The Chevy Volt made its world debut at the 2007 North American International Auto Show in Detroit, which would have put me somewhere in the middle of my first senior year of college. The Chevy Volt that went on sale in December of 2010 looked almost nothing like the concept, but GM still managed to sell over 70,000 of them to early adopters.
As GM ramps prepares to launch the all-new 2016 Chevy Volt, production of the first generation must come to an end. The Wall St. Journal reports the last first-gen Volt will be built next month, as GM hopes to take its extended-range electric vehicle mainstream.
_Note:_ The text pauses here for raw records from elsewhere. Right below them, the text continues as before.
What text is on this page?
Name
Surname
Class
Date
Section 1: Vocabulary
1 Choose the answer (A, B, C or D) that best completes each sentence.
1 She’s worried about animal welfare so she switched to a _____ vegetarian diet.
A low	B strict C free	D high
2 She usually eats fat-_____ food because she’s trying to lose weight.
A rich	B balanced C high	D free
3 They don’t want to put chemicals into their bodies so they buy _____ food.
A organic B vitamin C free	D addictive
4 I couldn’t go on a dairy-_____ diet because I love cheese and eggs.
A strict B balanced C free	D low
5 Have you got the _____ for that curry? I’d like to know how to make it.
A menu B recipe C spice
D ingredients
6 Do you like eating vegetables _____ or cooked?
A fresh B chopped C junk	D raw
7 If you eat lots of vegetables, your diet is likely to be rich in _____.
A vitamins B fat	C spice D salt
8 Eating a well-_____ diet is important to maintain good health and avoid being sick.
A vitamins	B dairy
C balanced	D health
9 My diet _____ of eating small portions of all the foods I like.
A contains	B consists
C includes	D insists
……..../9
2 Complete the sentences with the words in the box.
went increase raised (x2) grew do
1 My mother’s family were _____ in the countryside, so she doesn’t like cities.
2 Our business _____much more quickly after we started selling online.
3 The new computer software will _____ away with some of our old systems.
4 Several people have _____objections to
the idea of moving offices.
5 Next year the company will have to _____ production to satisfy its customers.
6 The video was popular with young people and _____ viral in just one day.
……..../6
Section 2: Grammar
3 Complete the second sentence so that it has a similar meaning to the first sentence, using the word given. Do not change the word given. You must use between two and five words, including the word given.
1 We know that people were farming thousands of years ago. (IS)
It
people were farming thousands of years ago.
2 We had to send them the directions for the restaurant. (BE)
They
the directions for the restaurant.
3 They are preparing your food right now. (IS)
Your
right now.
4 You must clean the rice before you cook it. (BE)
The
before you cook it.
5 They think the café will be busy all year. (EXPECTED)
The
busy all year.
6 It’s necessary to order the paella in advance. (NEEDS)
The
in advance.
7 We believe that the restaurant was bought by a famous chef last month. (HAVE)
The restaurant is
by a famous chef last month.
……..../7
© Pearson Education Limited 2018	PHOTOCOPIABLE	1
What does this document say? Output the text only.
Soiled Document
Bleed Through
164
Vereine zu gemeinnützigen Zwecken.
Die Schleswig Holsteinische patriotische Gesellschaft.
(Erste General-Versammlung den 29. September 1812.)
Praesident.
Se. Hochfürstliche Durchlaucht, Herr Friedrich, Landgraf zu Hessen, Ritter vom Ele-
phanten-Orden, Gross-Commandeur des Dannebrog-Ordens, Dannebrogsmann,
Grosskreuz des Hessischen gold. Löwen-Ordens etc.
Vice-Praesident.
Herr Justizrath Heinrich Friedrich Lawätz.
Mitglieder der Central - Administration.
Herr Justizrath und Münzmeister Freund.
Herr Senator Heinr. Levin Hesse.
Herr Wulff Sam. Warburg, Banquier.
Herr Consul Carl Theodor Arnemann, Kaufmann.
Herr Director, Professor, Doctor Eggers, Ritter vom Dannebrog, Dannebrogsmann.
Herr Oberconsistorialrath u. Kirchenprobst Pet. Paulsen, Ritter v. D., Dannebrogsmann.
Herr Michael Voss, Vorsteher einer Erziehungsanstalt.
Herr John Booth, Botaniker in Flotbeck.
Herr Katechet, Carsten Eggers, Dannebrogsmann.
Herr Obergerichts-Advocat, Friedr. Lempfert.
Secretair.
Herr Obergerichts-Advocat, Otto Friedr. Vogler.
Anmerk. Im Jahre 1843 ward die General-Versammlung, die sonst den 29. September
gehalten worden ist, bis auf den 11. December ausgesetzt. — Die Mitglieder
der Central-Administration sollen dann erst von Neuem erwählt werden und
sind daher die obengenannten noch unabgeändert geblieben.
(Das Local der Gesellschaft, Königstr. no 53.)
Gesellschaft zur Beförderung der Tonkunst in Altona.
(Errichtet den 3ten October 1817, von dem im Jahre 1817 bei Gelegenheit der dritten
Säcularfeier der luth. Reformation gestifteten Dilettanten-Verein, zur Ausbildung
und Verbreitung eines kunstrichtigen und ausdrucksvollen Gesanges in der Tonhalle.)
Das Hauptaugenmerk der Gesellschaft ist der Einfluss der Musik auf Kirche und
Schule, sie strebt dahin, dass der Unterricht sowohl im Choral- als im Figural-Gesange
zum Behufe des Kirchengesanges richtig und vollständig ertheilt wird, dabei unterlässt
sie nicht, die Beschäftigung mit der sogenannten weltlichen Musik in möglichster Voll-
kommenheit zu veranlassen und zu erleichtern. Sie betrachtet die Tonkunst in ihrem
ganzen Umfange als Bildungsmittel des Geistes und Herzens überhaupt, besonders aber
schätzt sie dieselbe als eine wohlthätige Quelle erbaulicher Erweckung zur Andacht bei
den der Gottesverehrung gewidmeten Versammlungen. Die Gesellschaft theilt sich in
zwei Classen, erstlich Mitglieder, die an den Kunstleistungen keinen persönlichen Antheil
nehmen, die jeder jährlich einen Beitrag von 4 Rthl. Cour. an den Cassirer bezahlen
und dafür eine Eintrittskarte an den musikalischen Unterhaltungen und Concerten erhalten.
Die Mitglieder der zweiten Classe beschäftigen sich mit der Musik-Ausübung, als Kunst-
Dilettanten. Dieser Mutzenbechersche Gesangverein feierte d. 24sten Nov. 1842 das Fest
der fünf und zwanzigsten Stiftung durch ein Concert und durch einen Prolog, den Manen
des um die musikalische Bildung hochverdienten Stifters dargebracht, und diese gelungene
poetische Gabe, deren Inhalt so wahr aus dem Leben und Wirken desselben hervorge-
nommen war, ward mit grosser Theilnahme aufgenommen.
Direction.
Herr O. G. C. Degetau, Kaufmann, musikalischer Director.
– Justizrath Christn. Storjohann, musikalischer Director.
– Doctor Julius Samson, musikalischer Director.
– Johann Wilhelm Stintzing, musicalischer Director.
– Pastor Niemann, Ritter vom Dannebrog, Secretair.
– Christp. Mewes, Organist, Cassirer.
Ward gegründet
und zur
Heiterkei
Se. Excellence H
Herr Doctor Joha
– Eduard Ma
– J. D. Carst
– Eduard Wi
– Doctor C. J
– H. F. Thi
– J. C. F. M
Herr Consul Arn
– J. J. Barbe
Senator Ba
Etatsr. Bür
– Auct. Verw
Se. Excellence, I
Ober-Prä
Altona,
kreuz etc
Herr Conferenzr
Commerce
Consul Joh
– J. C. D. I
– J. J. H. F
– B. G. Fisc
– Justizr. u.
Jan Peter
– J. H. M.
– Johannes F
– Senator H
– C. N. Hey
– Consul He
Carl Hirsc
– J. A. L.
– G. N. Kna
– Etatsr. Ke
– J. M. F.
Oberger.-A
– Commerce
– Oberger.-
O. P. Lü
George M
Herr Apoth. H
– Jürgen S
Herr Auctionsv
Since the 2016 Chevy Volt debuted as the 2015 North American International Auto Show in Detroit, sales of the first-gen model have fallen off a cliff; just over 1,800 Volts were sold in the first quarter of 2015, less than half what the Nissan LEAF sold in the same three months.
That’s to be expected, considering just how much better the next-gen Volt is over its predecessor. The 38-mile electric driving range of the 2015 Volt has been boosted to 50 miles in the 2016 model, a fifth (albeit small) seat has been added in the back, the interior quality looks and feels worlds better, among the many, many improvements GM has made. With ambitions of selling as many as 50,000 second-gen Volts per year (even more if they can swing it), the first-gen vehicles must say adieu.
Will the earliest Chevy Volts one day cross the auction block as high-valued classics from the beginning of the green car era? This guy likes to think so.